Direction accuracy at 90% across both line and change models suggests the encoder learns a strong sense of orientation on the network — it knows which way is "northbound" on the Northern line with high reliability.
100% topological validity across all models means every predicted token is a real line ID or station ID. The architecture never hallucinates.
Measurement error
The results above are against a single "best" route per OD pair, selected by the BFS with a naive sort by (fewest transfers first, then fewest stops). This has two problems.

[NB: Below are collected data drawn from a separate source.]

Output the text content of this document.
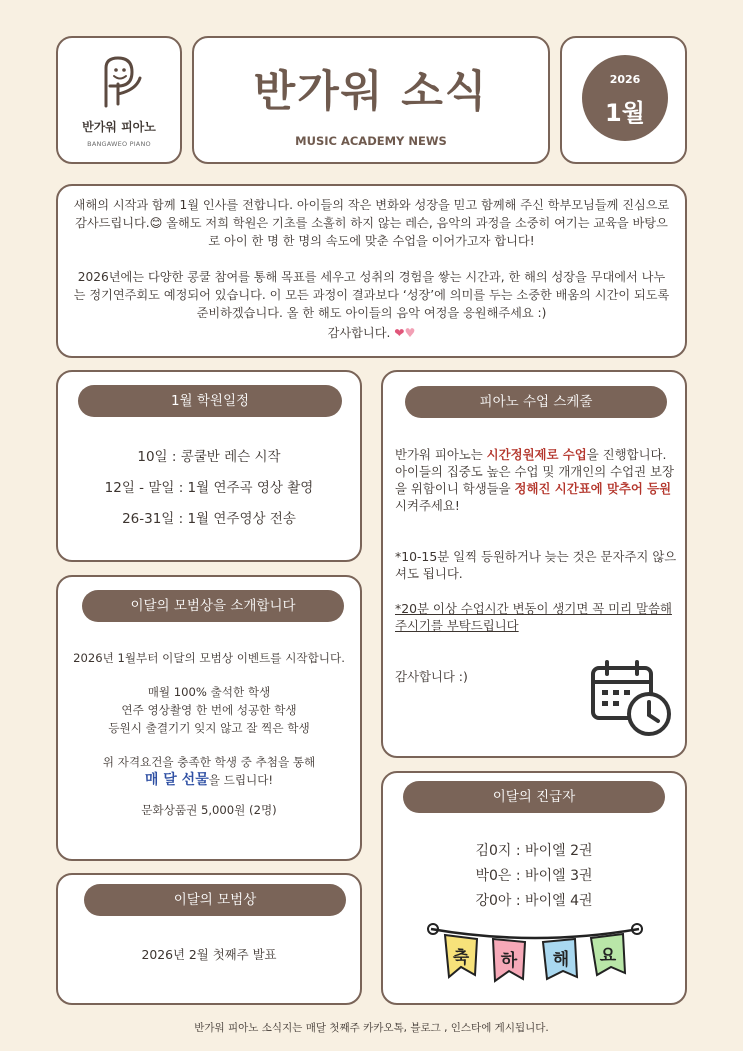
반가워 피아노
BANGAWEO PIANO
반가워 소식
MUSIC ACADEMY NEWS
2026
1월

새해의 시작과 함께 1월 인사를 전합니다. 아이들의 작은 변화와 성장을 믿고 함께해 주신 학부모님들께 진심으로 감사드립니다.😊 올해도 저희 학원은 기초를 소홀히 하지 않는 레슨, 음악의 과정을 소중히 여기는 교육을 바탕으로 아이 한 명 한 명의 속도에 맞춘 수업을 이어가고자 합니다!

2026년에는 다양한 콩쿨 참여를 통해 목표를 세우고 성취의 경험을 쌓는 시간과, 한 해의 성장을 무대에서 나누는 정기연주회도 예정되어 있습니다. 이 모든 과정이 결과보다 ‘성장’에 의미를 두는 소중한 배움의 시간이 되도록 준비하겠습니다. 올 한 해도 아이들의 음악 여정을 응원해주세요 :)

감사합니다. ❤♥

1월 학원일정
10일 : 콩쿨반 레슨 시작
12일 - 말일 : 1월 연주곡 영상 촬영
26-31일 : 1월 연주영상 전송
피아노 수업 스케줄

반가워 피아노는 시간정원제로 수업을 진행합니다. 아이들의 집중도 높은 수업 및 개개인의 수업권 보장을 위함이니 학생들을 정해진 시간표에 맞추어 등원시켜주세요!

*10-15분 일찍 등원하거나 늦는 것은 문자주지 않으셔도 됩니다.

*20분 이상 수업시간 변동이 생기면 꼭 미리 말씀해주시기를 부탁드립니다

감사합니다 :)

이달의 모범상을 소개합니다

2026년 1월부터 이달의 모범상 이벤트를 시작합니다.

매월 100% 출석한 학생

연주 영상촬영 한 번에 성공한 학생

등원시 출결기기 잊지 않고 잘 찍은 학생

위 자격요건을 충족한 학생 중 추첨을 통해

매 달 선물을 드립니다!

문화상품권 5,000원 (2명)

이달의 모범상
2026년 2월 첫째주 발표
이달의 진급자
김0지 : 바이엘 2권
박0은 : 바이엘 3권
강0아 : 바이엘 4권
축 하 해 요
반가워 피아노 소식지는 매달 첫째주 카카오톡, 블로그 , 인스타에 게시됩니다.
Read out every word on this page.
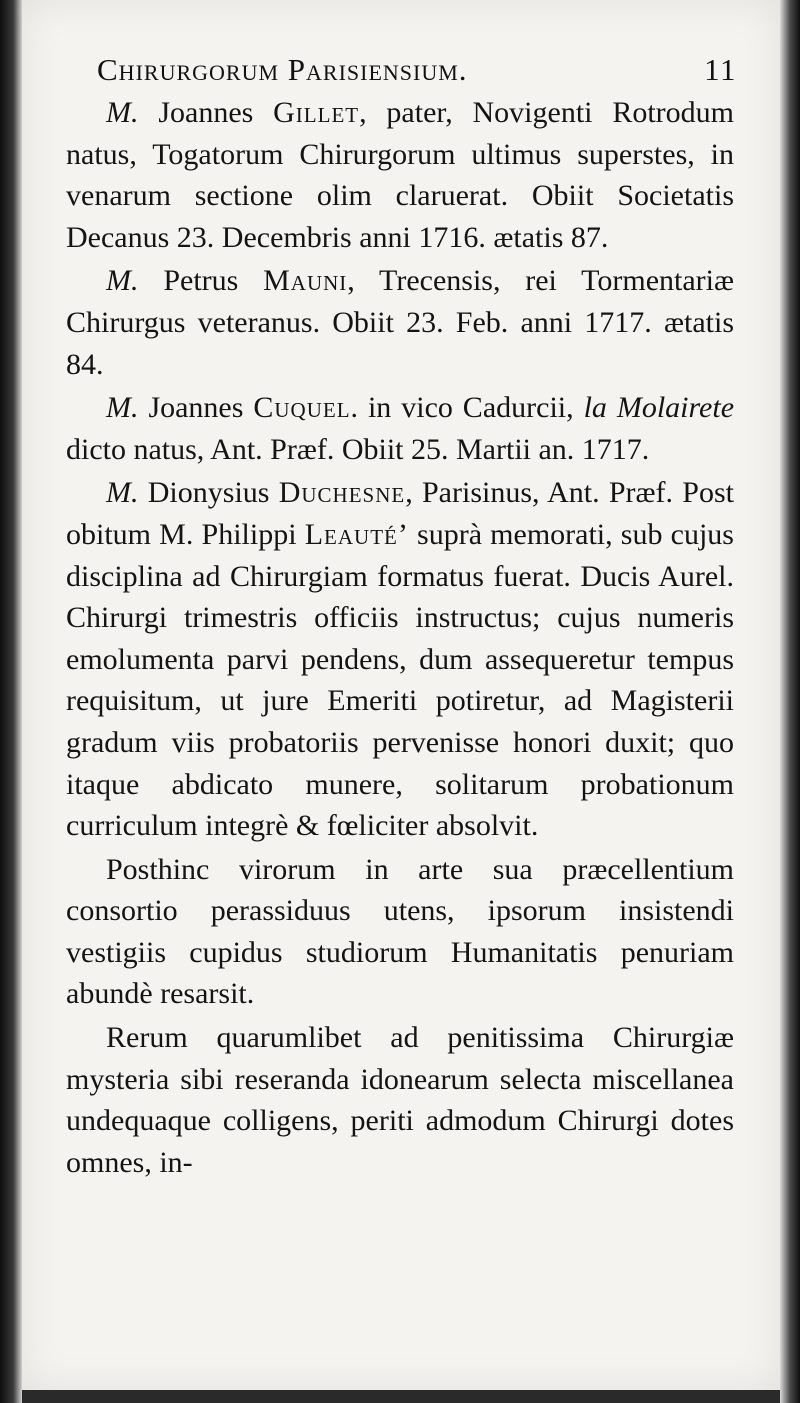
Chirurgorum Parisiensium.	11

M. Joannes Gillet, pater, Novigenti Rotrodum natus, Togatorum Chirurgorum ultimus superstes, in venarum sectione olim claruerat. Obiit Societatis Decanus 23. Decembris anni 1716. ætatis 87.

M. Petrus Mauni, Trecensis, rei Tormentariæ Chirurgus veteranus. Obiit 23. Feb. anni 1717. ætatis 84.

M. Joannes Cuquel. in vico Cadurcii, la Molairete dicto natus, Ant. Præf. Obiit 25. Martii an. 1717.

M. Dionysius Duchesne, Parisinus, Ant. Præf. Post obitum M. Philippi Leauté’ suprà memorati, sub cujus disciplina ad Chirurgiam formatus fuerat. Ducis Aurel. Chirurgi trimestris officiis instructus; cujus numeris emolumenta parvi pendens, dum assequeretur tempus requisitum, ut jure Emeriti potiretur, ad Magisterii gradum viis probatoriis pervenisse honori duxit; quo itaque abdicato munere, solitarum probationum curriculum integrè & fœliciter absolvit.

Posthinc virorum in arte sua præcellentium consortio perassiduus utens, ipsorum insistendi vestigiis cupidus studiorum Humanitatis penuriam abundè resarsit.

Rerum quarumlibet ad penitissima Chirurgiæ mysteria sibi reseranda idonearum selecta miscellanea undequaque colligens, periti admodum Chirurgi dotes omnes, in-
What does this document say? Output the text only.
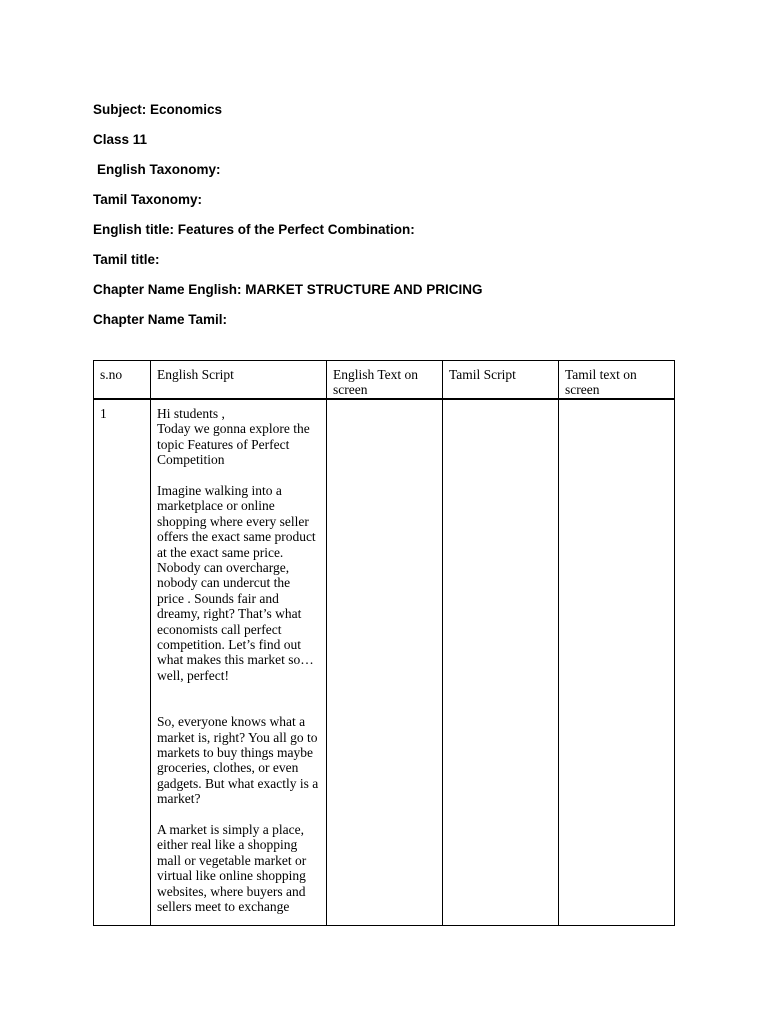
Subject: Economics
Class 11
English Taxonomy:
Tamil Taxonomy:
English title: Features of the Perfect Combination:
Tamil title:
Chapter Name English: MARKET STRUCTURE AND PRICING
Chapter Name Tamil:
s.no	English Script	English Text on screen	Tamil Script	Tamil text on screen
1	Hi students ,
Today we gonna explore the topic Features of Perfect Competition
Imagine walking into a marketplace or online shopping where every seller offers the exact same product at the exact same price. Nobody can overcharge, nobody can undercut the price . Sounds fair and dreamy, right? That’s what economists call perfect competition. Let’s find out what makes this market so… well, perfect!
So, everyone knows what a market is, right? You all go to markets to buy things maybe groceries, clothes, or even gadgets. But what exactly is a market?
A market is simply a place, either real like a shopping mall or vegetable market or virtual like online shopping websites, where buyers and sellers meet to exchange			
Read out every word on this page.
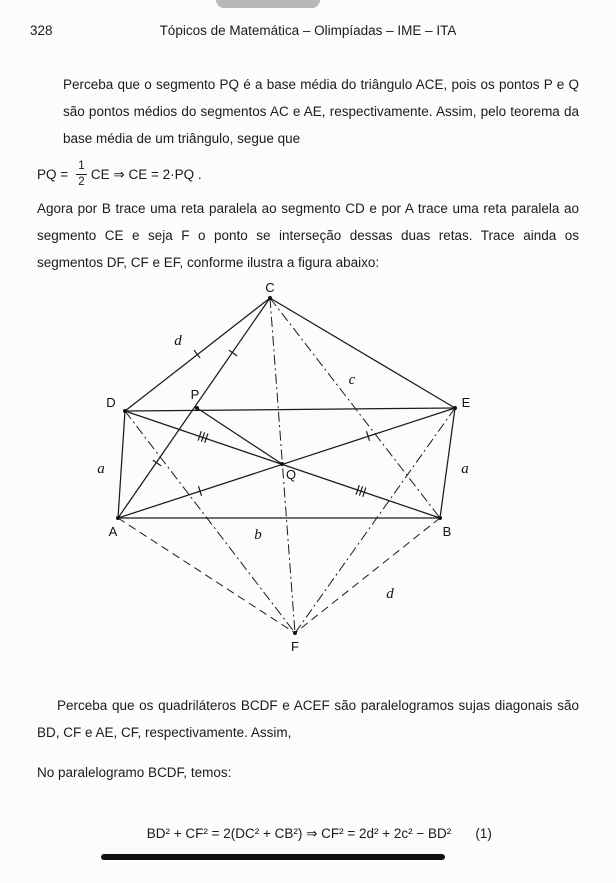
328	Tópicos de Matemática – Olimpíadas – IME – ITA

Perceba que o segmento PQ é a base média do triângulo ACE, pois os pontos P e Q são pontos médios do segmentos AC e AE, respectivamente. Assim, pelo teorema da base média de um triângulo, segue que

PQ = $\frac{1}{2}$ CE ⇒ CE = 2·PQ .

Agora por B trace uma reta paralela ao segmento CD e por A trace uma reta paralela ao segmento CE e seja F o ponto se interseção dessas duas retas. Trace ainda os segmentos DF, CF e EF, conforme ilustra a figura abaixo:

C
D
P
E
Q
A	B
F
d
c
a	a
b
d

Perceba que os quadriláteros BCDF e ACEF são paralelogramos sujas diagonais são BD, CF e AE, CF, respectivamente. Assim,

No paralelogramo BCDF, temos:

BD² + CF² = 2(DC² + CB²) ⇒ CF² = 2d² + 2c² − BD² (1)
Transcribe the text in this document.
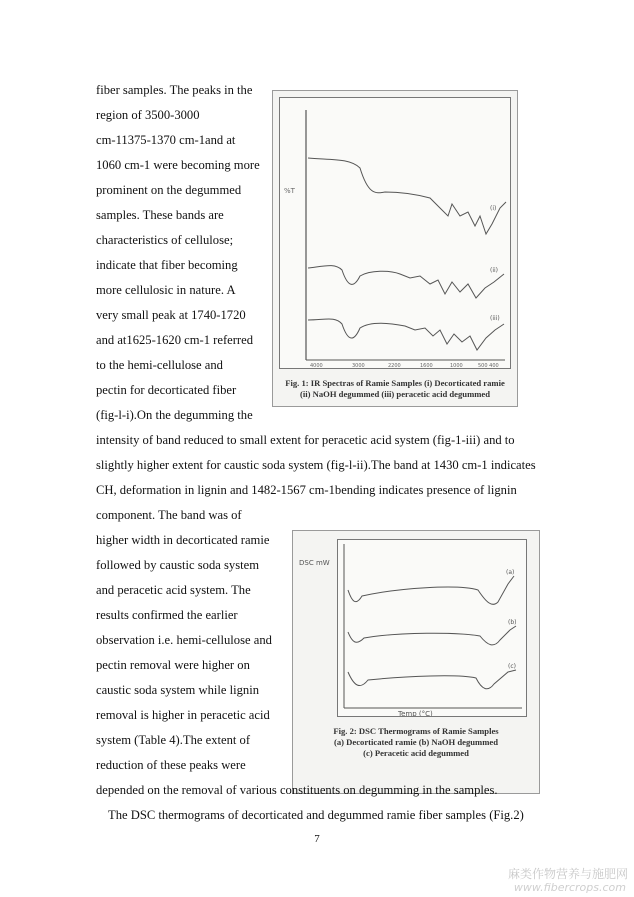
fiber samples. The peaks in the
region of 3500-3000
cm-11375-1370 cm-1and at
1060 cm-1 were becoming more
prominent on the degummed
samples. These bands are
characteristics of cellulose;
indicate that fiber becoming
more cellulosic in nature. A
very small peak at 1740-1720
and at1625-1620 cm-1 referred
to the hemi-cellulose and
pectin for decorticated fiber
(fig-l-i).On the degumming the
%T
(i)
(ii)
(iii)
4000	3000	2200	1600	1000	500 400
Fig. 1: IR Spectras of Ramie Samples (i) Decorticated ramie
(ii) NaOH degummed (iii) peracetic acid degummed
intensity of band reduced to small extent for peracetic acid system (fig-1-iii) and to
slightly higher extent for caustic soda system (fig-l-ii).The band at 1430 cm-1 indicates
CH, deformation in lignin and 1482-1567 cm-1bending indicates presence of lignin
component. The band was of
higher width in decorticated ramie
followed by caustic soda system
and peracetic acid system. The
results confirmed the earlier
observation i.e. hemi-cellulose and
pectin removal were higher on
caustic soda system while lignin
removal is higher in peracetic acid
system (Table 4).The extent of
reduction of these peaks were
(a)
(b)
(c)
Temp (°C)
DSC mW
Fig. 2: DSC Thermograms of Ramie Samples
(a) Decorticated ramie (b) NaOH degummed
(c) Peracetic acid degummed
depended on the removal of various constituents on degumming in the samples.
The DSC thermograms of decorticated and degummed ramie fiber samples (Fig.2)
7
麻类作物营养与施肥网
www.fibercrops.com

First, many "errors" are valid routes. The London Underground has extensive track sharing — District, Circle, and Hammersmith & City all run between Aldgate East and Paddington. If the ground truth says "take the District" and the model predicts "take the Circle", the evaluation marks it wrong despite the routes being functionally identical. The same applies anywhere multiple routes exist between the same OD pair.
Second, "fewest transfers" is not always "fastest". Inter-station travel times vary enormously. A journey from Upton Park to Borough is quicker via a transfer to the Jubilee at West Ham — the Jubilee's fast running to London Bridge more than compensates for the transfer penalty — than staying on the District/Hammersmith & City to a more direct interchange. The BFS ranking ignores this entirely, treating all edges as equal length.
The GTFS data already contains inter-station travel times from the TfL API, but the routing pipeline throws them away.
Next steps
The architectural comparison has served its purpose. The shared encoder works, the three decoder granularities produce the expected hierarchy of difficulty, and the regularisation approach is sound. What needs to change is what the models are trained on and how they are evaluated.
The next post will cover:
- Weighted routing: replacing the naive BFS with shortest-path routing over actual travel times, with a configurable transfer penalty.
- Multi-route training: storing all valid routes per OD pair and sampling uniformly during training, so the model learns the full distribution rather than a single arbitrary "best".
- Topological evaluation: scoring predicted routes by whether they are actually traversable on the graph, rather than whether they match one specific label.
- Travel-time-aware encoding: adding inter-station travel time as an edge feature so the encoder can distinguish fast lines from slow ones.